Keywords: Tags  Ford Motor, steel, aluminum, Michael Robinet, IHS Automotive, automotive, fuel efficiency, F-150 carbon fiber

SCOTTSDALE, Ariz. — Ford Motor Co.’s switch to aluminum bodies for its F-150 pickup truck stems from its desire to be a trendsetter and to address looming fuel-economy standards, one industry consultant said.

"(Ford) felt that they needed a quantum leap," Michael Robinet, managing director of Southfield, Mich.-based IHS Automotive Consulting, said during a panel discussion at the American Iron and Steel Institute’s annual general meeting in Scottsdale. "(Ford) felt they needed to do this to answer the call of fuel economy, especially as it really, really stiffens after 2016 and increasingly gets that much more difficult into the next decade." Other Detroit automakers are more hesitant about shifting materials, he said. "Most in Detroit are a little more reticent."

Part of the thinking behind the shift was that the weight-saving measure on the F-150 body would lead to savings in other areas. "If you take several hundred pounds out of the body ... then you save in the frame because you’re suspending less; your suspension doesn’t have to be as robust; your brakes don’t have to be as robust," Robinet said, adding that Dearborn, Mich.-based Ford also felt it could increase payload and towing capacity.

Ford said its move was aimed at boosting the efficiency and performance of the vehicle. "We are using the right materials in the right places to deliver the toughness, performance and efficiency our customers expect from the F-150," a company spokesman told AMM via e-mail. "First, we improved the truck’s frame. It is all-new, with more high-strength steel than ever before. Next, we used high-strength, military-grade aluminum alloy throughout the body, which improves dent and ding resistance while saving as much as 700 pounds, giving our customers improved towing, payload and fuel efficiency."

Robinet speculated that the next big shift in materials could come on Ford’s sport utility vehicles (SUVs). "The pickup is a big deal, but ... when they can shift over their (Lincoln) Navigator and Expedition to aluminum around 2017 or 2018 there’s going to be even more weight savings because it’s a much different body," he said.

However, the Ford spokesman said it’s too early to make such an assessment. "It’s premature to discuss what we might do with our SUVs. We treat each vehicle on a case-by-case basis, applying the right material at the right time to improve efficiency and performance," he said.

To hedge against the more volatile price of aluminum, Ford has entered into long-term agreements with aluminum producers. "Ford is very smart," Robinet said. "They went to the aluminum producers ... and basically said ‘we’re going to buy X, we don’t want the price to fluctuate by more than Y.’ And everybody agreed to that."

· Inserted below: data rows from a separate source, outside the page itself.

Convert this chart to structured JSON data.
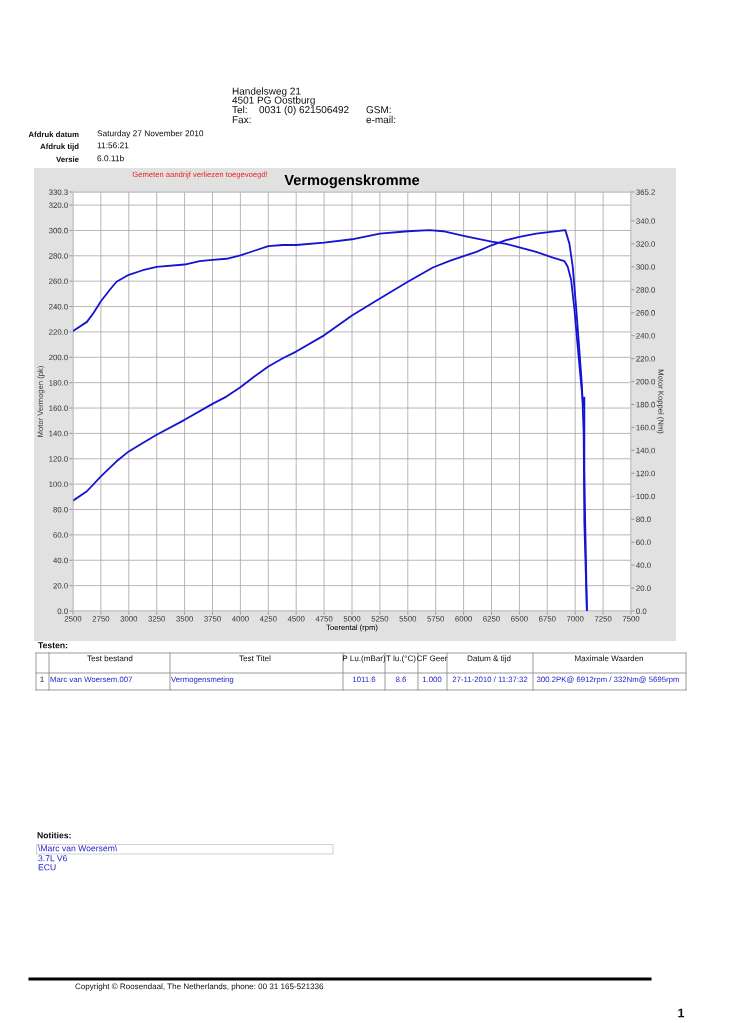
{
  "chart_data": {
    "type": "line",
    "title": "Vermogenskromme",
    "xlabel": "Toerental (rpm)",
    "ylabel": "Motor Vermogen (pk)",
    "y2label": "Motor Koppel (Nm)",
    "series": [
      {
        "color": "#1414d2",
        "x": [
          2500,
          2625,
          2750,
          2890,
          3000,
          3125,
          3250,
          3500,
          3750,
          3875,
          4000,
          4125,
          4250,
          4380,
          4500,
          4750,
          5000,
          5250,
          5500,
          5725,
          5875,
          6000,
          6115,
          6250,
          6380,
          6500,
          6650,
          6800,
          6912,
          6948,
          6978,
          7008,
          7037,
          7061,
          7076,
          7082,
          7105
        ],
        "values": [
          87.0,
          94.4,
          106.2,
          118.0,
          125.8,
          132.4,
          138.9,
          150.7,
          163.3,
          169.0,
          176.4,
          184.8,
          192.7,
          199.2,
          204.5,
          217.3,
          233.0,
          246.4,
          259.5,
          270.8,
          276.0,
          279.7,
          283.1,
          288.3,
          292.3,
          294.9,
          297.5,
          299.1,
          300.2,
          289.6,
          271.3,
          239.8,
          205.8,
          176.9,
          140.2,
          69.5,
          0.0
        ]
      },
      {
        "color": "#1414d2",
        "axis": "y2",
        "x": [
          2500,
          2625,
          2685,
          2750,
          2830,
          2890,
          3000,
          3125,
          3250,
          3500,
          3635,
          3750,
          3875,
          4000,
          4125,
          4250,
          4380,
          4500,
          4750,
          5000,
          5250,
          5500,
          5695,
          5815,
          6000,
          6250,
          6380,
          6500,
          6650,
          6800,
          6903,
          6933,
          6963,
          6993,
          7022,
          7052,
          7073,
          7082,
          7082,
          7088,
          7105
        ],
        "values": [
          244,
          252,
          260,
          270,
          280,
          287,
          293,
          297,
          300,
          302,
          305,
          306,
          307,
          310,
          314,
          318,
          319,
          319,
          321,
          324,
          329,
          331,
          332,
          331,
          327,
          322,
          320,
          317,
          313,
          308,
          305,
          300,
          289,
          263,
          231,
          199,
          178,
          186,
          123,
          85,
          0
        ]
      }
    ],
    "xlim": [
      2500,
      7500
    ],
    "xticks": [
      2500,
      2750,
      3000,
      3250,
      3500,
      3750,
      4000,
      4250,
      4500,
      4750,
      5000,
      5250,
      5500,
      5750,
      6000,
      6250,
      6500,
      6750,
      7000,
      7250,
      7500
    ],
    "ylim": [
      0,
      330.3
    ],
    "yticks": [
      {
        "value": 0,
        "label": "0.0"
      },
      {
        "value": 20,
        "label": "20.0"
      },
      {
        "value": 40,
        "label": "40.0"
      },
      {
        "value": 60,
        "label": "60.0"
      },
      {
        "value": 80,
        "label": "80.0"
      },
      {
        "value": 100,
        "label": "100.0"
      },
      {
        "value": 120,
        "label": "120.0"
      },
      {
        "value": 140,
        "label": "140.0"
      },
      {
        "value": 160,
        "label": "160.0"
      },
      {
        "value": 180,
        "label": "180.0"
      },
      {
        "value": 200,
        "label": "200.0"
      },
      {
        "value": 220,
        "label": "220.0"
      },
      {
        "value": 240,
        "label": "240.0"
      },
      {
        "value": 260,
        "label": "260.0"
      },
      {
        "value": 280,
        "label": "280.0"
      },
      {
        "value": 300,
        "label": "300.0"
      },
      {
        "value": 320,
        "label": "320.0"
      },
      330.3
    ],
    "y2lim": [
      0,
      365.2
    ],
    "y2ticks": [
      {
        "value": 0,
        "label": "0.0"
      },
      {
        "value": 20,
        "label": "20.0"
      },
      {
        "value": 40,
        "label": "40.0"
      },
      {
        "value": 60,
        "label": "60.0"
      },
      {
        "value": 80,
        "label": "80.0"
      },
      {
        "value": 100,
        "label": "100.0"
      },
      {
        "value": 120,
        "label": "120.0"
      },
      {
        "value": 140,
        "label": "140.0"
      },
      {
        "value": 160,
        "label": "160.0"
      },
      {
        "value": 180,
        "label": "180.0"
      },
      {
        "value": 200,
        "label": "200.0"
      },
      {
        "value": 220,
        "label": "220.0"
      },
      {
        "value": 240,
        "label": "240.0"
      },
      {
        "value": 260,
        "label": "260.0"
      },
      {
        "value": 280,
        "label": "280.0"
      },
      {
        "value": 300,
        "label": "300.0"
      },
      {
        "value": 320,
        "label": "320.0"
      },
      {
        "value": 340,
        "label": "340.0"
      },
      365.2
    ],
    "grid": true,
    "annotations": [
      "Gemeten aandrijf verliezen toegevoegd!",
      "Handelsweg 21",
      "4501 PG Oostburg",
      "Tel:",
      "0031 (0) 621506492",
      "GSM:",
      "Fax:",
      "e-mail:",
      "Afdruk datum",
      "Saturday 27 November 2010",
      "Afdruk tijd",
      "11:56:21",
      "Versie",
      "6.0.11b",
      "Testen:",
      "Test bestand",
      "Test Titel",
      "P Lu.(mBar)",
      "T lu.(°C)",
      "CF Geer",
      "Datum & tijd",
      "Maximale Waarden",
      "1",
      "Marc van Woersem.007",
      "Vermogensmeting",
      "1011.6",
      "8.6",
      "1.000",
      "27-11-2010 / 11:37:32",
      "300.2PK@ 6912rpm / 332Nm@ 5695rpm",
      "Notities:",
      "\\Marc van Woersem\\",
      "3.7L V6",
      "ECU",
      "Copyright © Roosendaal, The Netherlands, phone: 00 31 165-521336",
      "1"
    ]
  }
}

But the limited capacity of aluminum sheet for automotive provides an opening for the steel industry. "This is not cold-rolled pop can aluminum. This is 6000(-series) sheet that’s heat-treated using a very specialized process. There’s really only so much capacity out there for that," he said.

A challenge to both steel and aluminum could soon come from carbon fiber, with at least one large luxury automaker indicating that it might go "right to carbon fiber" with one vehicle line, Robinet said. "They feel like they can do that."